- Supreme Court of the United States

Argued February 28, 2006 Decided June 26, 2006
- Full case name: Neil Randall, et al. v. William H. Sorrell, et al.
- Docket nos.: 04-1528 04-1530 04-1697
- Citations: 548 U.S. 230 (more) 126 S. Ct. 2479; 165 L. Ed. 2d 482; 2006 U.S. LEXIS 5161; 74 U.S.L.W. 4435; 19 Fla. L. Weekly Fed. S 354

Case history
- Prior: Judgment for defendant, sub nom. Landell v. Sorrell, 118 F.Supp.2d 459 (D. Vt. 2001); affirmed in part, vacated in part, 382 F.3d 91 (2d Cir. 2002); rehearing denied, 2005 U.S. App. LEXIS 5884 (2d Cir. Apr. 11, 2005); amended, 406 F.3d 159 (2d Cir. 2005); cert. granted, sub nom. Randall v. Sorrell, 545 U.S. 1165 (2005).

Holding
- Vermont's campaign finance restrictions violated the First Amendment. Second Circuit reversed and remanded.

Court membership
- Chief Justice John Roberts Associate Justices John P. Stevens · Antonin Scalia Anthony Kennedy · David Souter Clarence Thomas · Ruth Bader Ginsburg Stephen Breyer · Samuel Alito

Case opinions
- Plurality: Breyer, joined by Roberts; Alito (all but Parts II–B–1 and II–B–2)
- Concurrence: Alito (in part)
- Concurrence: Kennedy (in judgment)
- Concurrence: Thomas (in judgment), joined by Scalia
- Dissent: Stevens
- Dissent: Souter, joined by Ginsburg; Stevens (Parts II and III)

Laws applied
- U.S. Const. amend. I

= Randall v. Sorrell =

Randall v. Sorrell, 548 U.S. 230 (2006), is a decision by the Supreme Court of the United States involving a Vermont law which placed a cap on financial donations made to politicians. The court ruled that Vermont's law, the strictest in the nation, unconstitutionally hindered the citizens' First Amendment right to free speech. A key issue in the case was the 1976 case Buckley v. Valeo, which many justices felt needed to be revisited.
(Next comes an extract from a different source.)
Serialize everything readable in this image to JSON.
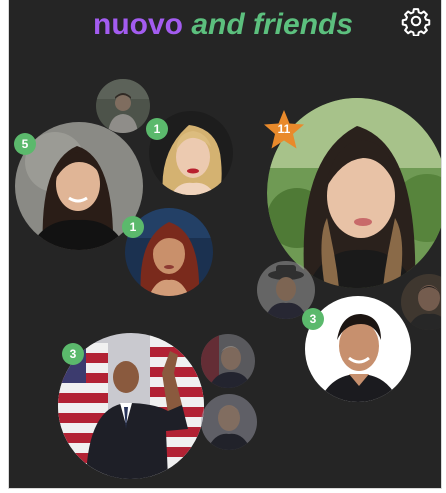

== Opinion of the Court ==
The 6–3 ruling dealt with three individual issues before the court.

- Did Vermont's law violate the First Amendment, Fourteenth Amendment, following the Supreme Court ruling in Buckley v. Valeo, which struck down limits on campaign expenditures as unconstitutional?
- Did Vermont violate the right of political parties to make independent expenditures in accordance with the aforementioned amendments, following the Supreme Court ruling in Colorado Republican Federal Campaign Committee v. FEC?
- Did Vermont's contribution limits, which are the lowest in the country, allow only a single maximum contribution over a two-year election cycle, and prohibit state political parties from contributing more than $400 to their gubernatorial candidate, fall below an acceptable constitutional threshold and should be struck down? In Buckley, the Supreme Court had upheld contribution limits on the basis of the government's "compelling interest" in preventing political corruption or its appearance, but had left open the possibility that if limits were set so low as to prevent speakers from effectively presenting their message to the public, such limits might be unconstitutional.

The State of Vermont argued that new circumstances and experiences since Buckley v. Valeo was decided in 1976 suggested that the law should be upheld as Constitutional.

The Supreme Court ruled against the state of Vermont on all three issues, reaffirming both Buckley and Colorado Republican Federal Campaign Committee and striking down the law as unconstitutional. Randall is particularly important as the first case in which the Supreme Court has struck down a contribution limit as unconstitutionally low.